这是真正的问题,但在我的项目中,len(list_a)= 200,000 and len(strgin_tmp)= 10,000,所以我需要 超快

# this is the output of the example 
type = 'L1'

I have list_a and string_tmp like this

list_a = ['AA', 'BB', 'CC']
string_tmp = 'Hi AA How Are You'

I want to find out is there any of string_tmp items in the list_a, if it is, type = L1 else type = L2?

# for example
type = ''
for k in string_tmp.split():
    if k in list_a:
        type = 'L1'
if len(type) == 0:
    type = 'L2'

this is the real problem but in my project, len(list_a) = 200,000 and len(strgin_tmp) = 10,000, so I need that to be super fast

# this is the output of the example 
type = 'L1'

如果你对这篇内容有疑问,欢迎到本站社区发帖提问 参与讨论,获取更多帮助,或者扫码二维码加入 Web 技术交流群。

扫码二维码加入Web技术交流群

发布评论

需要 登录 才能够评论, 你可以免费 注册 一个本站的账号。

评论(3

无敌元气妹 2025-02-09 11:42:20

将参考列表和字符串令牌转换为集合应提高性能。

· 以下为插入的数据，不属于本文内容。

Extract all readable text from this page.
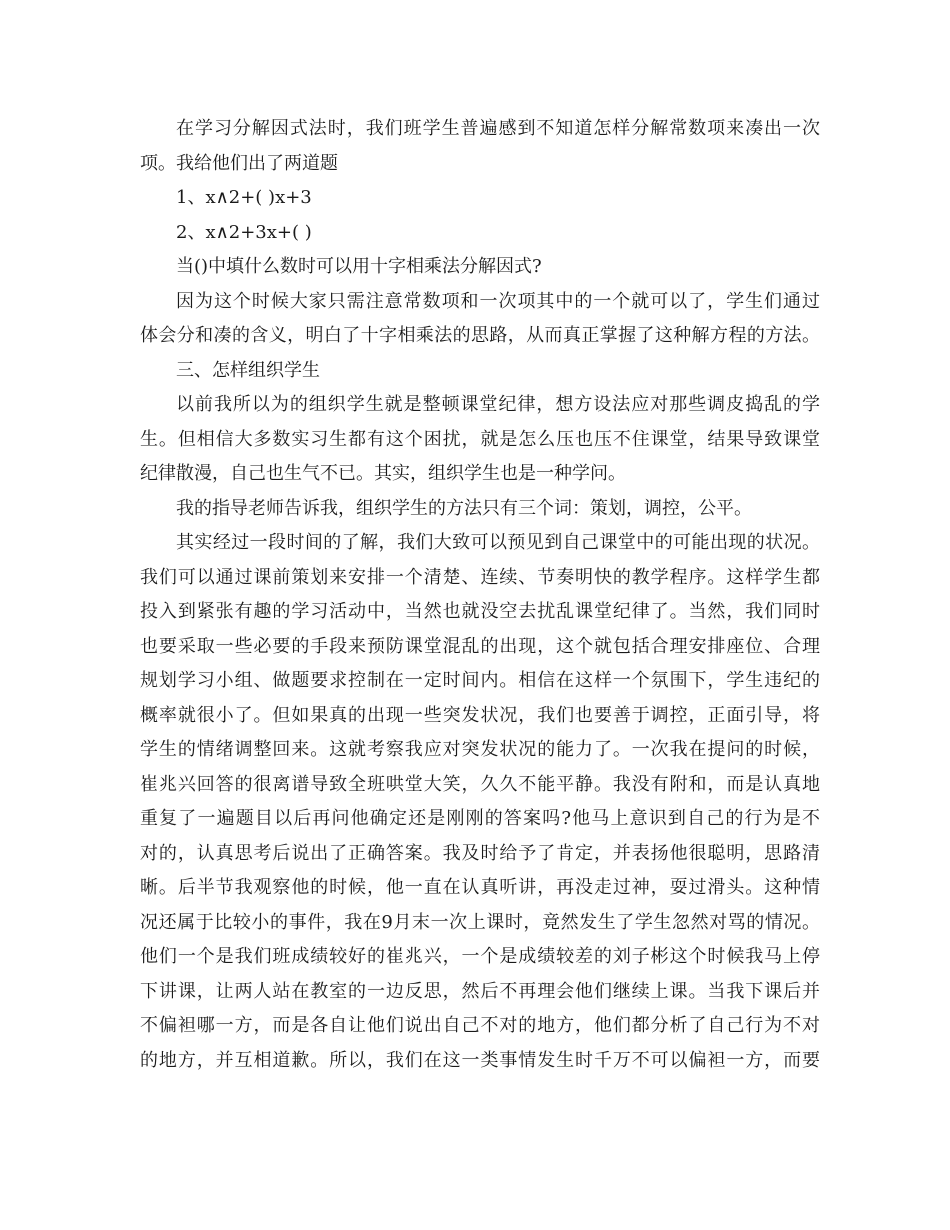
在学习分解因式法时，我们班学生普遍感到不知道怎样分解常数项来凑出一次
项。我给他们出了两道题
1、x∧2+( )x+3
2、x∧2+3x+( )
当()中填什么数时可以用十字相乘法分解因式?
因为这个时候大家只需注意常数项和一次项其中的一个就可以了，学生们通过
体会分和凑的含义，明白了十字相乘法的思路，从而真正掌握了这种解方程的方法。
三、怎样组织学生
以前我所以为的组织学生就是整顿课堂纪律，想方设法应对那些调皮捣乱的学
生。但相信大多数实习生都有这个困扰，就是怎么压也压不住课堂，结果导致课堂
纪律散漫，自己也生气不已。其实，组织学生也是一种学问。
我的指导老师告诉我，组织学生的方法只有三个词：策划，调控，公平。
其实经过一段时间的了解，我们大致可以预见到自己课堂中的可能出现的状况。
我们可以通过课前策划来安排一个清楚、连续、节奏明快的教学程序。这样学生都
投入到紧张有趣的学习活动中，当然也就没空去扰乱课堂纪律了。当然，我们同时
也要采取一些必要的手段来预防课堂混乱的出现，这个就包括合理安排座位、合理
规划学习小组、做题要求控制在一定时间内。相信在这样一个氛围下，学生违纪的
概率就很小了。但如果真的出现一些突发状况，我们也要善于调控，正面引导，将
学生的情绪调整回来。这就考察我应对突发状况的能力了。一次我在提问的时候，
崔兆兴回答的很离谱导致全班哄堂大笑，久久不能平静。我没有附和，而是认真地
重复了一遍题目以后再问他确定还是刚刚的答案吗?他马上意识到自己的行为是不
对的，认真思考后说出了正确答案。我及时给予了肯定，并表扬他很聪明，思路清
晰。后半节我观察他的时候，他一直在认真听讲，再没走过神，耍过滑头。这种情
况还属于比较小的事件，我在9月末一次上课时，竟然发生了学生忽然对骂的情况。
他们一个是我们班成绩较好的崔兆兴，一个是成绩较差的刘子彬这个时候我马上停
下讲课，让两人站在教室的一边反思，然后不再理会他们继续上课。当我下课后并
不偏袒哪一方，而是各自让他们说出自己不对的地方，他们都分析了自己行为不对
的地方，并互相道歉。所以，我们在这一类事情发生时千万不可以偏袒一方，而要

这样的东西:

list_a = ['AA', 'BB', 'CC']
string_tmp = 'Hi AA How Are You'

def get_type(s, r): # s is the string, r is the reference list
    s = set(s.split())
    r = set(r)
    return 'L1' if any(map(lambda x: x in r, s)) else 'L2'

print(get_type(string_tmp, list_a))

输出:

L1

Converting the reference list and string tokens to sets should enhance performance. Something like this:

list_a = ['AA', 'BB', 'CC']
string_tmp = 'Hi AA How Are You'

def get_type(s, r): # s is the string, r is the reference list
    s = set(s.split())
    r = set(r)
    return 'L1' if any(map(lambda x: x in r, s)) else 'L2'

print(get_type(string_tmp, list_a))

Output:

L1
梦巷 2025-02-09 11:42:20

使用Regex以及列表理解,我们可以尝试:

list_a = ['AA', 'BB', 'CC']
string_tmp = 'Hi AA How Are You'
output = ['L1' if re.search(r'\b' + x + r'\b', string_tmp) else 'L2' for x in list_a]
print(output)  # ['L1', 'L2', 'L2']

Using regex along with a list comprehension we can try:

list_a = ['AA', 'BB', 'CC']
string_tmp = 'Hi AA How Are You'
output = ['L1' if re.search(r'\b' + x + r'\b', string_tmp) else 'L2' for x in list_a]
print(output)  # ['L1', 'L2', 'L2']
别想她 2025-02-09 11:42:20

效率取决于两个输入中的哪一个是最不变的。例如,如果list_a保持不变,但是您有不同的字符串可以测试,则可能值得将列表变成正则表达式,然后将其用于不同的字符串。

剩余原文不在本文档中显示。